Proposed Solution	Layer-Condensed KV Cache: Computes and caches KV for fewer layers by using keys and values only from the top layer, reducing memory and improving throughput.
	Pairs the queries of all layers with the keys and values of the top layer.
	Omits key-value computation and discards parameters where not needed, improving memory and model size.

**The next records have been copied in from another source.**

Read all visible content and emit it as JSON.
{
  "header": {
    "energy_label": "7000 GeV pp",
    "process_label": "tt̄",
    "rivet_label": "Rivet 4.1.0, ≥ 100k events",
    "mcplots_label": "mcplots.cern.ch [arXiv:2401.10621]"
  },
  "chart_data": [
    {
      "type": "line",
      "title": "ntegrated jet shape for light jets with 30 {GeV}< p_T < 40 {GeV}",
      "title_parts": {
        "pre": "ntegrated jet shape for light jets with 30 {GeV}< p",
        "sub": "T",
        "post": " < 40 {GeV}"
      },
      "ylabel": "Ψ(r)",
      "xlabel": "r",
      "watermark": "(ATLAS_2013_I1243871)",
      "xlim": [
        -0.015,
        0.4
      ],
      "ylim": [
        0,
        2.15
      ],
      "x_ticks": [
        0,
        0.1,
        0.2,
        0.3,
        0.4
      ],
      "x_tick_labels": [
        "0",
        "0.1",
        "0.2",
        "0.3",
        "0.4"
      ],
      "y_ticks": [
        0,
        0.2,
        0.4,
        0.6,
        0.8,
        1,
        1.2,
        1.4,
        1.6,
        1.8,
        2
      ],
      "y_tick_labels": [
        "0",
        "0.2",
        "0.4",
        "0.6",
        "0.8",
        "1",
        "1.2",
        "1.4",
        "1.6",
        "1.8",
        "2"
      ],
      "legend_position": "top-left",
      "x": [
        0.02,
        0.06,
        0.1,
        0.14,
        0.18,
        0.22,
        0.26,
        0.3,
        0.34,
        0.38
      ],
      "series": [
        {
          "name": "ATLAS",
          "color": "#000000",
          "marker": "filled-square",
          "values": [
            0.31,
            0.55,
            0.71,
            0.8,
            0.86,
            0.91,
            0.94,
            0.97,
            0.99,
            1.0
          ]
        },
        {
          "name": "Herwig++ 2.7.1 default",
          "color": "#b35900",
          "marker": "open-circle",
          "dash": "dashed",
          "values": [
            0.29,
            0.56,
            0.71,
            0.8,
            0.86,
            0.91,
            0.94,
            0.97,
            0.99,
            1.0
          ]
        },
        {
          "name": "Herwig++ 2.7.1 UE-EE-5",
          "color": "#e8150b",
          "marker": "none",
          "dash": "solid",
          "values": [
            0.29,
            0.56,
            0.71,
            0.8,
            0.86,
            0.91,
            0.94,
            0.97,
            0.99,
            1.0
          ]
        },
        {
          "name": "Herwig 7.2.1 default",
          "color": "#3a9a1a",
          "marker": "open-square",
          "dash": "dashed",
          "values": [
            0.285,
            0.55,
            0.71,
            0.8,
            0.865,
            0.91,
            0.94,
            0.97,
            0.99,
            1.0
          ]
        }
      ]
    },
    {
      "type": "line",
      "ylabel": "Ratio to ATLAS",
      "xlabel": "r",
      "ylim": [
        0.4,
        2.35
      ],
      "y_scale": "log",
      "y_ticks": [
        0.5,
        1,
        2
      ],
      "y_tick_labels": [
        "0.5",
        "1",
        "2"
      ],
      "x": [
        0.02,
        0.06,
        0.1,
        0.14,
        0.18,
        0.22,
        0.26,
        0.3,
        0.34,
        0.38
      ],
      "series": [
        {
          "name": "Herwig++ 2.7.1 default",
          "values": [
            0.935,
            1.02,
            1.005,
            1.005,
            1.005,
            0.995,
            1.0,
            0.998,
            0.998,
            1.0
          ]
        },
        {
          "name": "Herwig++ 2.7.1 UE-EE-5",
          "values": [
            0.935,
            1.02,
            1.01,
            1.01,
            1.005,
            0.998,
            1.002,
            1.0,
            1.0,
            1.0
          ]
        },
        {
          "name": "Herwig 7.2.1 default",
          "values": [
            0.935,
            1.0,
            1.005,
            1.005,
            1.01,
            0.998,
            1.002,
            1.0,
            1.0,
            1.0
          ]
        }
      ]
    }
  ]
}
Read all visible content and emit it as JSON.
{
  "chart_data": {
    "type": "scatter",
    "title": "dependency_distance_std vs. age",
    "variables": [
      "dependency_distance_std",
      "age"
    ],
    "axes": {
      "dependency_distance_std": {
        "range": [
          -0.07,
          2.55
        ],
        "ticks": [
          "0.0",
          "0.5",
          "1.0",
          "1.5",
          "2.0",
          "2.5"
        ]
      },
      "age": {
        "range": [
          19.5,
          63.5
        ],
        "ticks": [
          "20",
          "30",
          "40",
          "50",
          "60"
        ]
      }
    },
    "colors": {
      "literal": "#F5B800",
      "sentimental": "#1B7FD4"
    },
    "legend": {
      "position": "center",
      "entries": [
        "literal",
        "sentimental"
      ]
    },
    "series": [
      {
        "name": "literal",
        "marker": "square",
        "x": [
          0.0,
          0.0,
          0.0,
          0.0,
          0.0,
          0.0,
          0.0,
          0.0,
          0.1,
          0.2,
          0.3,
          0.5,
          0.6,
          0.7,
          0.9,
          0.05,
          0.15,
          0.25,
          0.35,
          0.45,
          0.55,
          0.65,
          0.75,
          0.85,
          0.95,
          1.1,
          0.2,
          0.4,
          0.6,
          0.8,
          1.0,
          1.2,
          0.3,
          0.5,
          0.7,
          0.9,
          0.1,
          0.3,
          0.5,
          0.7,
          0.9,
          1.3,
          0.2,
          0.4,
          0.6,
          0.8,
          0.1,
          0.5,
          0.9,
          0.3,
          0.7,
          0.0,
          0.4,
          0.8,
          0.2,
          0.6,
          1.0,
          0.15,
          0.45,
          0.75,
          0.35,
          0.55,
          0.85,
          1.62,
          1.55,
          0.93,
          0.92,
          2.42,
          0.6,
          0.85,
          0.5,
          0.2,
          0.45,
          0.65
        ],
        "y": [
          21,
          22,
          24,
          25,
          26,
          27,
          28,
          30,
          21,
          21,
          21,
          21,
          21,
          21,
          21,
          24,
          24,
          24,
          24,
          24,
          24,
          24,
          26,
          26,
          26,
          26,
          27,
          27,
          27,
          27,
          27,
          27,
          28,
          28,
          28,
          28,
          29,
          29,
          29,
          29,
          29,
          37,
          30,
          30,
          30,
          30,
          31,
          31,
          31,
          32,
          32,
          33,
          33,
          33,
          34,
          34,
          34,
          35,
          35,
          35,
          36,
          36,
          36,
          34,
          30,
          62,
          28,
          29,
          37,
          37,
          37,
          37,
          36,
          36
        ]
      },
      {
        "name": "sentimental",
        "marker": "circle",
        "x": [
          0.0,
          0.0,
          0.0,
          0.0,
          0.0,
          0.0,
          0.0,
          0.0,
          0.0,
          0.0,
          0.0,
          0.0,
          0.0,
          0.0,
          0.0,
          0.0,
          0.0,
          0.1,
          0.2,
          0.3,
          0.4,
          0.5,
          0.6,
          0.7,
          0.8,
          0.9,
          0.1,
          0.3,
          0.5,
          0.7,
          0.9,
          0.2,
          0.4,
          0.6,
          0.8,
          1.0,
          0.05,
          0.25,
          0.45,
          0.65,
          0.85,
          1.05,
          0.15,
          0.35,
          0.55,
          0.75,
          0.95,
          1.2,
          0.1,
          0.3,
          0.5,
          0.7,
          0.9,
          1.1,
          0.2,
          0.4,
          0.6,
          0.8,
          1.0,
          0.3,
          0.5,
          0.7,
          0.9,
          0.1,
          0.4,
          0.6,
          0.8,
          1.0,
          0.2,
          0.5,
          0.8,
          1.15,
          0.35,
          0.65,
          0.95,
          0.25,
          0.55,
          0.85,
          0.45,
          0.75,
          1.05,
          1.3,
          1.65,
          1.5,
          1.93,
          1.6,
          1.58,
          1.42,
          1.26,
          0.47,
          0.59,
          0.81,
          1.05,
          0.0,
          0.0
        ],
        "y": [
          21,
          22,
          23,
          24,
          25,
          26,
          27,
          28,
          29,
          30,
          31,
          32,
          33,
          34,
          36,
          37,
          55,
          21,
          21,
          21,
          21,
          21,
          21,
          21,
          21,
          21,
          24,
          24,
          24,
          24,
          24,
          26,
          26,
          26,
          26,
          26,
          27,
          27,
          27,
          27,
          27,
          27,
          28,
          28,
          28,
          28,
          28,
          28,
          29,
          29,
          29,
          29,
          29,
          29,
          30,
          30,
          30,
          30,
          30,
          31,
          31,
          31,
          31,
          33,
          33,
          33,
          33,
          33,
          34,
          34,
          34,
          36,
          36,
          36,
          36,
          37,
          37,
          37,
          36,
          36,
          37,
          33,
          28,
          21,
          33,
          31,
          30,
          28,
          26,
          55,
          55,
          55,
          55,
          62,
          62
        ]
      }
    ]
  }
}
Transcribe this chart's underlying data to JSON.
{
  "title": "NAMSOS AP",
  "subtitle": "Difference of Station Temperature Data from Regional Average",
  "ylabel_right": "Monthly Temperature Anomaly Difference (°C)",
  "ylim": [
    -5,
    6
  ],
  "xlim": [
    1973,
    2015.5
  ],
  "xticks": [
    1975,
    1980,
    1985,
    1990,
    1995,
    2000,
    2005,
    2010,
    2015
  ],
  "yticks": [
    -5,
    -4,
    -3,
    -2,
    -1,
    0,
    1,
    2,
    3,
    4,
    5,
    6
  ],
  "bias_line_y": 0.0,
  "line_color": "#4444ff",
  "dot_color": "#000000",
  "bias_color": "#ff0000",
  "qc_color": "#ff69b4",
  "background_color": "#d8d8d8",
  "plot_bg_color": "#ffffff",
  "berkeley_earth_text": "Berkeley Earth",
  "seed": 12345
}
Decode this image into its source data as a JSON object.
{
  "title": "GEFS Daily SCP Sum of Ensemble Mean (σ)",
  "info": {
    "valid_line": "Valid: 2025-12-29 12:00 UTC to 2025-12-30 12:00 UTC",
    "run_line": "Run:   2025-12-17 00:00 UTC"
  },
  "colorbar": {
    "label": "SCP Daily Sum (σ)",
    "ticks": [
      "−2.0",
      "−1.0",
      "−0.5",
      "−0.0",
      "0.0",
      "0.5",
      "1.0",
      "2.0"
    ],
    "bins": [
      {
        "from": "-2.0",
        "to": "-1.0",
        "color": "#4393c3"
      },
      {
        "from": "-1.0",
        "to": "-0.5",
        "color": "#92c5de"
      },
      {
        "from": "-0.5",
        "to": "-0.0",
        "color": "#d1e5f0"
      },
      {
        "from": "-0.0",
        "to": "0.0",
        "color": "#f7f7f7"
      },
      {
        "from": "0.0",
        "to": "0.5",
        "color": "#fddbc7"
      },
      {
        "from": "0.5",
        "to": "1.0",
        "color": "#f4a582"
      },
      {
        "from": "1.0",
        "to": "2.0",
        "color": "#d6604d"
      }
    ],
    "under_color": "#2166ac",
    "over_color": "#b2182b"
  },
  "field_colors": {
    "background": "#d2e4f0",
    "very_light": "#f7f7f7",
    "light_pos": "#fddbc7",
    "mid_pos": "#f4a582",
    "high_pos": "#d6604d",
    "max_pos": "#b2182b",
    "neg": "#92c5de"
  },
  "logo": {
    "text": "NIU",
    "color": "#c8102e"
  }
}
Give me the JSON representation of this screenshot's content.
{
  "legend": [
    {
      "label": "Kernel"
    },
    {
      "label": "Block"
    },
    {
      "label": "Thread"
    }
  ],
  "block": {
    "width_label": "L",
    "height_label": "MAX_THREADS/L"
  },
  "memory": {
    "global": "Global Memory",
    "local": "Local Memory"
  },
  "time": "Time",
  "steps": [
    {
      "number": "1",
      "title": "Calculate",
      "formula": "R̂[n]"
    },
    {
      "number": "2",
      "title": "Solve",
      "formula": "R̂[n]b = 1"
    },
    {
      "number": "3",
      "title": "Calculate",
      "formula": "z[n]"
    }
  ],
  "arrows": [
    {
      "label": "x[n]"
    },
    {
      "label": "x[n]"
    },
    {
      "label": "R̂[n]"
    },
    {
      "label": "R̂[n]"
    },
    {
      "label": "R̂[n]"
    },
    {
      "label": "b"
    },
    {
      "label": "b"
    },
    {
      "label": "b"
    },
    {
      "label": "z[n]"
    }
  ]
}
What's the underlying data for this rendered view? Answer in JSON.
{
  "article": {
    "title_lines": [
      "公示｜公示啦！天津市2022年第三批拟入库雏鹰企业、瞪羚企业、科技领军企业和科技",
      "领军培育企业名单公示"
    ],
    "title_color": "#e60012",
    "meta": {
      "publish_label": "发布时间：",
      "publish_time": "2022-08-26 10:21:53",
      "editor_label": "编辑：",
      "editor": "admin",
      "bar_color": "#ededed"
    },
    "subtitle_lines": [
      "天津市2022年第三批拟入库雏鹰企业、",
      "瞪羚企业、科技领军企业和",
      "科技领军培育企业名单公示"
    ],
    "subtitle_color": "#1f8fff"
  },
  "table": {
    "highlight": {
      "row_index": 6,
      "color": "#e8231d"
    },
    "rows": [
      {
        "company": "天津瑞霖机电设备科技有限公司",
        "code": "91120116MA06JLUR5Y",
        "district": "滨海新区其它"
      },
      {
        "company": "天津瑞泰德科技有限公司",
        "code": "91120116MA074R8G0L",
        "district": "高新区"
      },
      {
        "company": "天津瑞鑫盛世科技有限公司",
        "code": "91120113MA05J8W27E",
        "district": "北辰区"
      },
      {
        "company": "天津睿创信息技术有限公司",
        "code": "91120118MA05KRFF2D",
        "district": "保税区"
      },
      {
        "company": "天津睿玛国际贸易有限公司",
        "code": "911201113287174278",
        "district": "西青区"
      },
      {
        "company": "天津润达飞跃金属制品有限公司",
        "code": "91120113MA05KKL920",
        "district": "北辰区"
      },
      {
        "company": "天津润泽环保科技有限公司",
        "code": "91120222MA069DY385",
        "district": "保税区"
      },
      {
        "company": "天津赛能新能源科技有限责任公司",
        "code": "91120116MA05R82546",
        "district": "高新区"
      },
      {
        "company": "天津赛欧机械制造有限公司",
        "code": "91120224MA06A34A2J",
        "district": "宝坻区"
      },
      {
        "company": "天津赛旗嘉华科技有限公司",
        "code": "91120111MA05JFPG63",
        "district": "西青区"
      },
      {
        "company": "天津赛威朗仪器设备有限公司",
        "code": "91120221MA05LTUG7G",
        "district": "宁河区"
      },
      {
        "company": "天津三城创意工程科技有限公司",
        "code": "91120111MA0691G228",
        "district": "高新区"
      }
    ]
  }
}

Inspiration	Based on the idea that the top layer holds the most refined token representation.
Maintaining Performance	Uses warmup layers with standard attention at both the top and bottom ("sandwich" structure) to prevent performance degradation.
Training Challenges & Solutions	Sequential dependencies limit parallel training, but an approximate method enables parallelization.
	Gradient stopping limits backpropagation to reduce memory consumption during training.
	Fast convergence of KV pairs minimizes the number of forward propagation iterations needed.
Handling Prompts	Iterative computation for prompt encoding is required, but fast KV convergence minimizes the added time.
Experimental Results	Supports up to 32x larger batch sizes.
	Achieves up to 26x higher throughput.
	Comparable performance in language modeling and downstream tasks.
	Can integrate with techniques like StreamingLLM for additional efficiency.
Limitations	Training time increases due to the iterative process.
	Throughput decreases when the prompt is much longer than the generated text.